A Closer Look at Statistical Significance
As an example, suppose someone comes to me for help with a survey to test the market’s preferences for skin care products. Often the first question they ask me is how many responses are needed to get “statistically significant” results.
That is where the confusion starts, because that question only makes sense in the context of a statistical hypothesis test. A survey may involve many hypotheses that we want to test.
A statistical hypothesis test requires both a hypothesis (e.g. women buy more skin care products than men), and a test statistic (e.g. the percent of women who buy skin care products minus the percent of men who buy skin care products).
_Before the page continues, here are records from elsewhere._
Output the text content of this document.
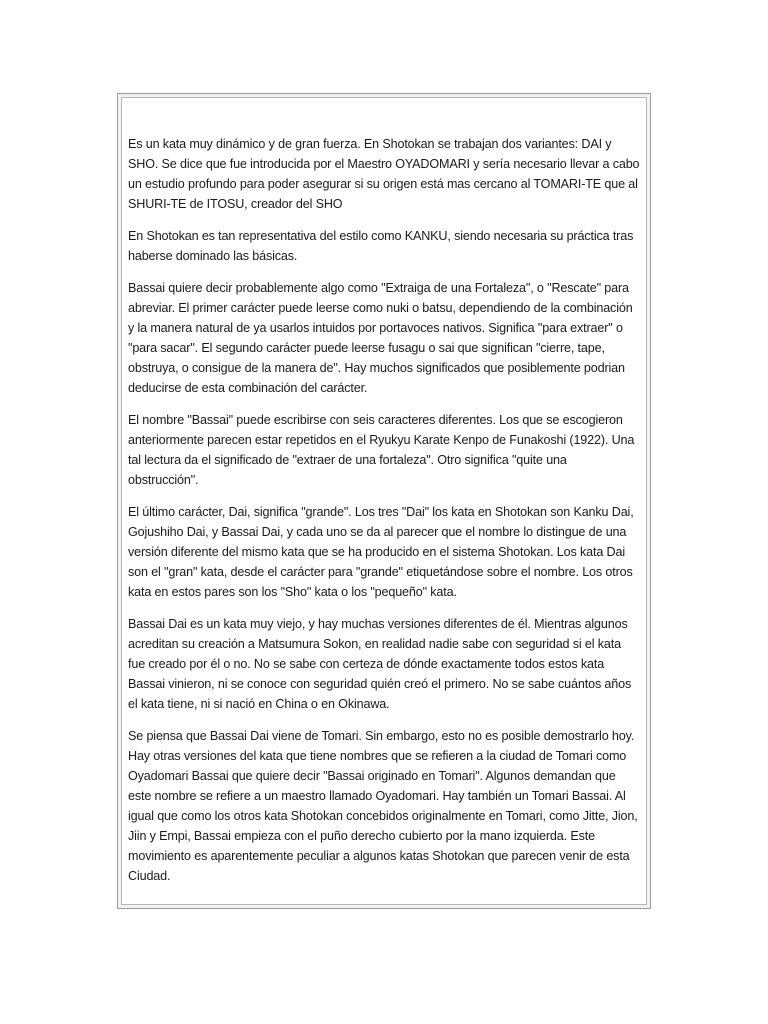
Es un kata muy dinámico y de gran fuerza. En Shotokan se trabajan dos variantes: DAI y SHO. Se dice que fue introducida por el Maestro OYADOMARI y sería necesario llevar a cabo un estudio profundo para poder asegurar si su origen está mas cercano al TOMARI-TE que al SHURI-TE de ITOSU, creador del SHO

En Shotokan es tan representativa del estilo como KANKU, siendo necesaria su práctica tras haberse dominado las básicas.

Bassai quiere decir probablemente algo como "Extraiga de una Fortaleza", o "Rescate" para abreviar. El primer carácter puede leerse como nuki o batsu, dependiendo de la combinación y la manera natural de ya usarlos intuidos por portavoces nativos. Significa "para extraer" o "para sacar". El segundo carácter puede leerse fusagu o sai que significan "cierre, tape, obstruya, o consigue de la manera de". Hay muchos significados que posiblemente podrian deducirse de esta combinación del carácter.

El nombre "Bassai" puede escribirse con seis caracteres diferentes. Los que se escogieron anteriormente parecen estar repetidos en el Ryukyu Karate Kenpo de Funakoshi (1922). Una tal lectura da el significado de "extraer de una fortaleza". Otro significa "quite una obstrucción".

El último carácter, Dai, significa "grande". Los tres "Dai" los kata en Shotokan son Kanku Dai, Gojushiho Dai, y Bassai Dai, y cada uno se da al parecer que el nombre lo distingue de una versión diferente del mismo kata que se ha producido en el sistema Shotokan. Los kata Dai son el "gran" kata, desde el carácter para "grande" etiquetándose sobre el nombre. Los otros kata en estos pares son los "Sho" kata o los "pequeño" kata.

Bassai Dai es un kata muy viejo, y hay muchas versiones diferentes de él. Mientras algunos acreditan su creación a Matsumura Sokon, en realidad nadie sabe con seguridad si el kata fue creado por él o no. No se sabe con certeza de dónde exactamente todos estos kata Bassai vinieron, ni se conoce con seguridad quién creó el primero. No se sabe cuántos años el kata tiene, ni si nació en China o en Okinawa.

Se piensa que Bassai Dai viene de Tomari. Sin embargo, esto no es posible demostrarlo hoy. Hay otras versiones del kata que tiene nombres que se refieren a la ciudad de Tomari como Oyadomari Bassai que quiere decir "Bassai originado en Tomari". Algunos demandan que este nombre se refiere a un maestro llamado Oyadomari. Hay también un Tomari Bassai. Al igual que como los otros kata Shotokan concebidos originalmente en Tomari, como Jitte, Jion, Jiin y Empi, Bassai empieza con el puño derecho cubierto por la mano izquierda. Este movimiento es aparentemente peculiar a algunos katas Shotokan que parecen venir de esta Ciudad.
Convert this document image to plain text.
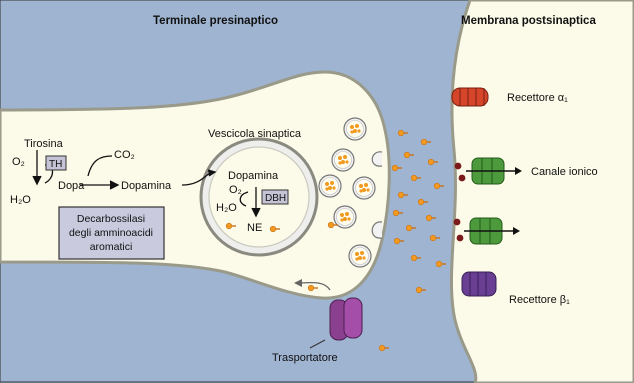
Terminale presinaptico	Membrana postsinaptica
Tirosina
O₂ TH
H₂O
Dopa
CO₂
Dopamina
Decarbossilasi
degli amminoacidi
aromatici
Vescicola sinaptica
Dopamina
O₂
H₂O
DBH
NE
Recettore α₁
Canale ionico
Recettore β₁
Trasportatore
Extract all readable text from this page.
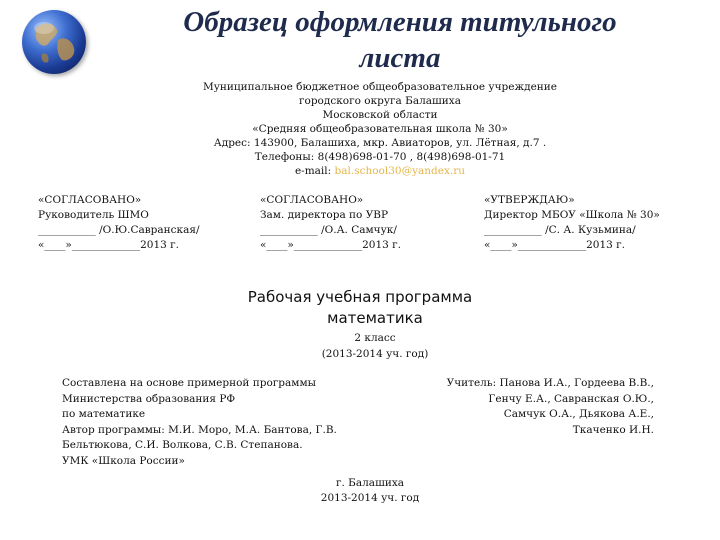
Образец оформления титульного листа
Муниципальное бюджетное общеобразовательное учреждение
городского округа Балашиха
Московской области
«Средняя общеобразовательная школа № 30»
Адрес: 143900, Балашиха, мкр. Авиаторов, ул. Лётная, д.7 .
Телефоны: 8(498)698-01-70 , 8(498)698-01-71
e-mail: bal.school30@yandex.ru
«СОГЛАСОВАНО»
Руководитель ШМО
___________ /О.Ю.Савранская/
«____»_____________2013 г.
«СОГЛАСОВАНО»
Зам. директора по УВР
___________ /О.А. Самчук/
«____»_____________2013 г.
«УТВЕРЖДАЮ»
Директор МБОУ «Школа № 30»
___________ /С. А. Кузьмина/
«____»_____________2013 г.
Рабочая учебная программа
математика
2 класс
(2013-2014 уч. год)
Составлена на основе примерной программы
Министерства образования РФ
по математике
Автор программы: М.И. Моро, М.А. Бантова, Г.В.
Бельтюкова, С.И. Волкова, С.В. Степанова.
УМК «Школа России»
Учитель: Панова И.А., Гордеева В.В.,
Генчу Е.А., Савранская О.Ю.,
Самчук О.А., Дьякова А.Е.,
Ткаченко И.Н.
г. Балашиха
2013-2014 уч. год
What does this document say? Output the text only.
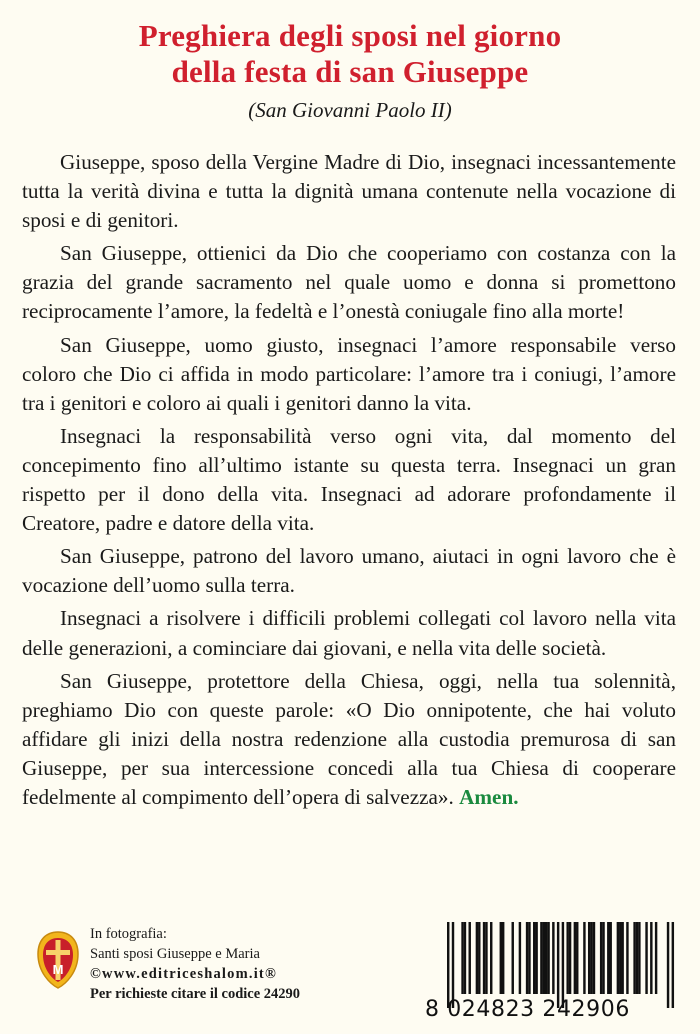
Preghiera degli sposi nel giorno
della festa di san Giuseppe
(San Giovanni Paolo II)

Giuseppe, sposo della Vergine Madre di Dio, insegnaci incessantemente tutta la verità divina e tutta la dignità umana contenute nella vocazione di sposi e di genitori.

San Giuseppe, ottienici da Dio che cooperiamo con costanza con la grazia del grande sacramento nel quale uomo e donna si promettono reciprocamente l’amore, la fedeltà e l’onestà coniugale fino alla morte!

San Giuseppe, uomo giusto, insegnaci l’amore responsabile verso coloro che Dio ci affida in modo particolare: l’amore tra i coniugi, l’amore tra i genitori e coloro ai quali i genitori danno la vita.

Insegnaci la responsabilità verso ogni vita, dal momento del concepimento fino all’ultimo istante su questa terra. Insegnaci un gran rispetto per il dono della vita. Insegnaci ad adorare profondamente il Creatore, padre e datore della vita.

San Giuseppe, patrono del lavoro umano, aiutaci in ogni lavoro che è vocazione dell’uomo sulla terra.

Insegnaci a risolvere i difficili problemi collegati col lavoro nella vita delle generazioni, a cominciare dai giovani, e nella vita delle società.

San Giuseppe, protettore della Chiesa, oggi, nella tua solennità, preghiamo Dio con queste parole: «O Dio onnipotente, che hai voluto affidare gli inizi della nostra redenzione alla custodia premurosa di san Giuseppe, per sua intercessione concedi alla tua Chiesa di cooperare fedelmente al compimento dell’opera di salvezza». Amen.

M
In fotografia:
Santi sposi Giuseppe e Maria
©www.editriceshalom.it®
Per richieste citare il codice 24290
8 024823 242906
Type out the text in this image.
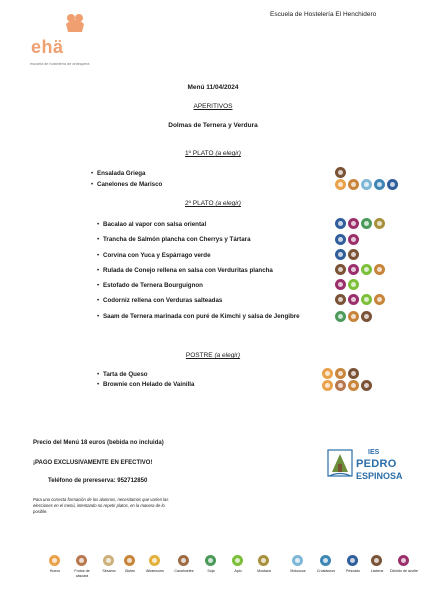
Escuela de Hostelería El Henchidero
ehä
escuela de hostelería de antequera
Menú 11/04/2024
APERITIVOS
Dolmas de Ternera y Verdura
1º PLATO (a elegir)
• Ensalada Griega
• Canelones de Marisco
2º PLATO (a elegir)
• Bacalao al vapor con salsa oriental
• Trancha de Salmón plancha con Cherrys y Tártara
• Corvina con Yuca y Espárrago verde
• Rulada de Conejo rellena en salsa con Verduritas plancha
• Estofado de Ternera Bourguignon
• Codorniz rellena con Verduras salteadas
• Saam de Ternera marinada con puré de Kimchi y salsa de Jengibre
POSTRE (a elegir)
• Tarta de Queso
• Brownie con Helado de Vainilla
Precio del Menú 18 euros (bebida no incluida)
¡PAGO EXCLUSIVAMENTE EN EFECTIVO!
Teléfono de prereserva: 952712850
Para una correcta formación de los alumnos, necesitamos que varíen las elecciones en el menú, intentando no repetir platos, en la manera de lo posible.
IES
PEDRO
ESPINOSA
Huevo	Frutos de cáscara
Sésamo	Gluten	Altramuces	Cacahuetes	Soja	Apio	Mostaza	Moluscos	Crustáceos	Pescado	Lácteos	Dióxido de azufre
Now we can ask if the test statistic (the difference between the two percentages) is “statistically significant.” That’s a legitimate question.
But a more meaningful question might be whether the difference is “practically significant.”
Practical Significance Defined
A calculated difference is practically significant if the actual difference it is estimating will affect a decision to be made.
If the reason for running our survey is to find out if we should we focus more marketing dollars on women than we do on men, then the difference will determine if the results are practically significant.
Statistical significance, on the other hand, depends on the sample size.
A difference of 3% (58% for women minus 55% for men) can be statistically significant if the sample size is big enough, but it may not be practically significant. Three percent hardly seems big enough to warrant focusing on one market over the other.
A difference of 30% (65% for women minus 35% for men) may be practically significant (i.e., warrant a decision to focus more dollars on the women’s market), but if the difference isn’t statistically significant (that depends on sample size) then you can’t be sure the difference you see (30%) is real.
Therefore you either need to get more data or treat the two groups as the same.
Final Considerations For Determining Statistical Significance
There are additional statistical issues with statistical significance that I haven’t addressed here, such as all the assumptions needed to perform the testing correctly.
The assumptions that data is distributed totally evenly and that we’ll get 100% response rates are rarely, if ever, met in a market research setting. Both of these impact the validity of your sample and responses, but I’ll save those for another time.
So, how “statistically significant” is your survey data, and is that even the right question to ask?